Warum ein Crash an den Börsen etwas Wunderbares ist.

Ich möchte vorweg schicken, dass ich die Situation im Dezember 2018 an den Weltbörsen nicht für einen Crash hielt. Ich hielt die Situation für ein leichtes Gewitter an einem Sommertag, welches eine kleine Abkühlung bringt. 

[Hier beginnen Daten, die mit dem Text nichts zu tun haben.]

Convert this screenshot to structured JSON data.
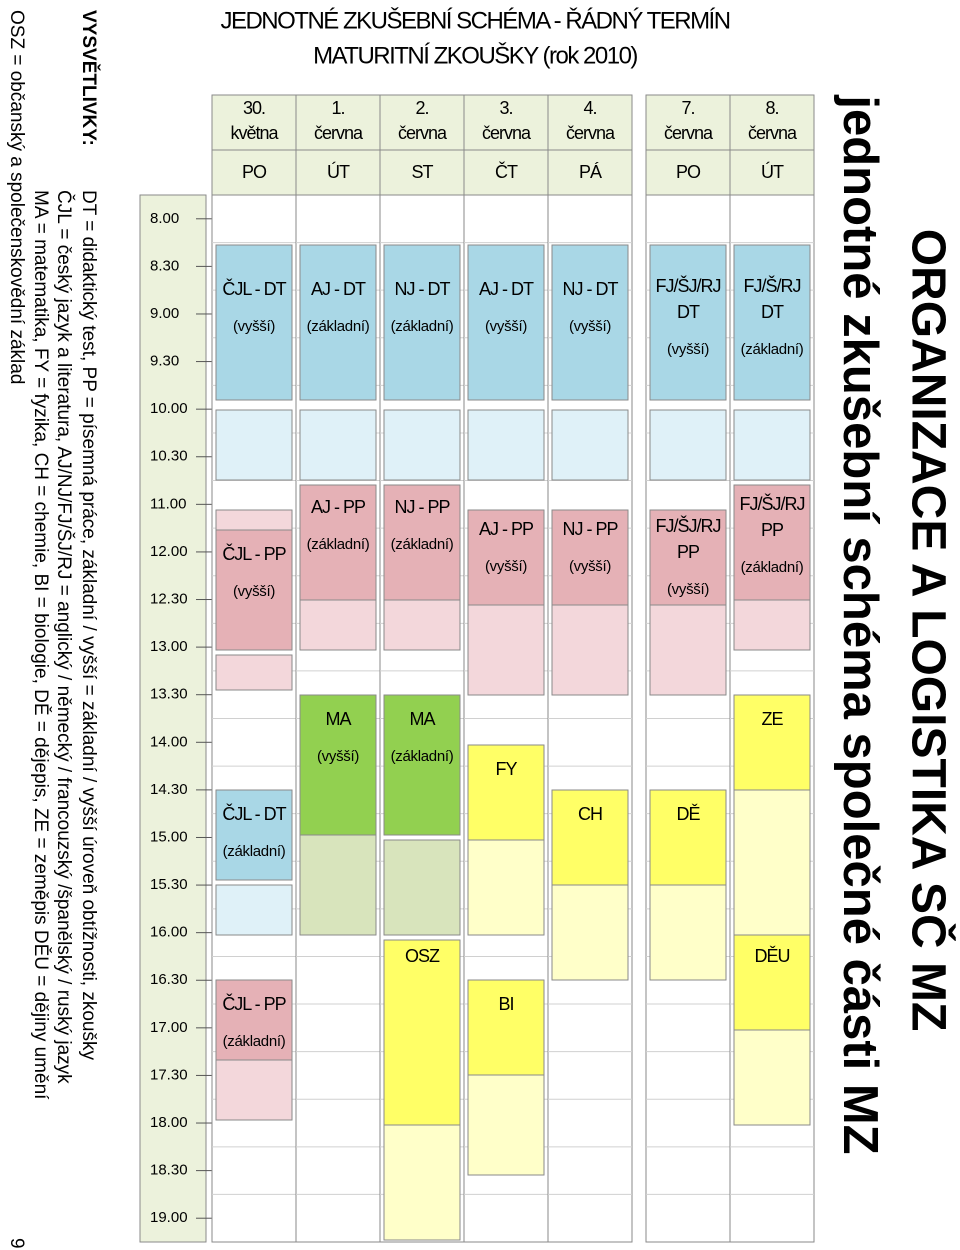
{
  "title": "ORGANIZACE A LOGISTIKA SČ MZ",
  "subtitle": "jednotné zkušební schéma společné části MZ",
  "schedule": {
    "title_lines": [
      "JEDNOTNÉ ZKUŠEBNÍ SCHÉMA - ŘÁDNÝ TERMÍN",
      "MATURITNÍ ZKOUŠKY (rok 2010)"
    ],
    "times": [
      "8.00",
      "8.30",
      "9.00",
      "9.30",
      "10.00",
      "10.30",
      "11.00",
      "12.00",
      "12.30",
      "13.00",
      "13.30",
      "14.00",
      "14.30",
      "15.00",
      "15.30",
      "16.00",
      "16.30",
      "17.00",
      "17.30",
      "18.00",
      "18.30",
      "19.00"
    ],
    "columns": [
      {
        "date": "30.",
        "month": "května",
        "weekday": "PO",
        "events": [
          [
            "ČJL - DT",
            "(vyšší)"
          ],
          [
            "ČJL - PP",
            "(vyšší)"
          ],
          [
            "ČJL - DT",
            "(základní)"
          ],
          [
            "ČJL - PP",
            "(základní)"
          ]
        ]
      },
      {
        "date": "1.",
        "month": "června",
        "weekday": "ÚT",
        "events": [
          [
            "AJ - DT",
            "(základní)"
          ],
          [
            "AJ - PP",
            "(základní)"
          ],
          [
            "MA",
            "(vyšší)"
          ]
        ]
      },
      {
        "date": "2.",
        "month": "června",
        "weekday": "ST",
        "events": [
          [
            "NJ - DT",
            "(základní)"
          ],
          [
            "NJ - PP",
            "(základní)"
          ],
          [
            "MA",
            "(základní)"
          ],
          [
            "OSZ"
          ]
        ]
      },
      {
        "date": "3.",
        "month": "června",
        "weekday": "ČT",
        "events": [
          [
            "AJ - DT",
            "(vyšší)"
          ],
          [
            "AJ - PP",
            "(vyšší)"
          ],
          [
            "FY"
          ],
          [
            "BI"
          ]
        ]
      },
      {
        "date": "4.",
        "month": "června",
        "weekday": "PÁ",
        "events": [
          [
            "NJ - DT",
            "(vyšší)"
          ],
          [
            "NJ - PP",
            "(vyšší)"
          ],
          [
            "CH"
          ]
        ]
      },
      {
        "date": "7.",
        "month": "června",
        "weekday": "PO",
        "events": [
          [
            "FJ/ŠJ/RJ",
            "DT",
            "(vyšší)"
          ],
          [
            "FJ/ŠJ/RJ",
            "PP",
            "(vyšší)"
          ],
          [
            "DĚ"
          ]
        ]
      },
      {
        "date": "8.",
        "month": "června",
        "weekday": "ÚT",
        "events": [
          [
            "FJ/Š/RJ",
            "DT",
            "(základní)"
          ],
          [
            "FJ/ŠJ/RJ",
            "PP",
            "(základní)"
          ],
          [
            "ZE"
          ],
          [
            "DĚU"
          ]
        ]
      }
    ]
  },
  "legend": {
    "heading": "VYSVĚTLIVKY:",
    "lines": [
      "DT = didaktický test, PP = písemná práce, základní / vyšší = základní / vyšší úroveň obtížnosti, zkoušky",
      "ČJL = český jazyk a literatura, AJ/NJ/FJ/ŠJ/RJ = anglický / německý / francouzský /španělský / ruský jazyk",
      "MA = matematika, FY = fyzika, CH = chemie, BI = biologie, DĚ = dějepis, ZE = zeměpis DĚU = dějiny umění",
      "OSZ = občanský a společenskovědní základ"
    ]
  },
  "page_number": "9"
}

Dieser Beitrag handelt von einem richtigen Crash, von einer Korrektur, an der die Märkte 40 – 80 % ihres Wertes verlieren. Wenn auf den Märkten Panik ausbricht und der Großteil der Anleger nicht schnell genug verkaufen kann, dann werden auch gut aufgestellte Unternehmen mit dem Gesamtmarkt nach unten gezogen. Dann beginnt die Zeit für Value Investoren, die dann hervorragende Unternehmensanteile zu einem angemessen Preis kaufen können. Wenn der Herdentrieb, die kurzfristig denkenden Trader und die Charttechniker den Absturz immer weiter anheizen, dann kann es besonders schöne Momente geben, in denen es möglich ist, Unternehmensanteile zu einem Preis zu erwerben, der unter dem Nettovermögen des Unternehmens liegt. Das ist dann der Himmel für langfristig denkende Anleger. Denn nach einem solchen Kauf muss nur abgewartet werden bis sich die Marktlage beruhigt und sich die Kurse wieder an das echte Niveau angleichen. In solch stürmischen Zeiten können auch notorisch überbewertete Firmen, wie zum Beispiel US- Tech- Werte, zu angemessenen Preisen gekauft werden.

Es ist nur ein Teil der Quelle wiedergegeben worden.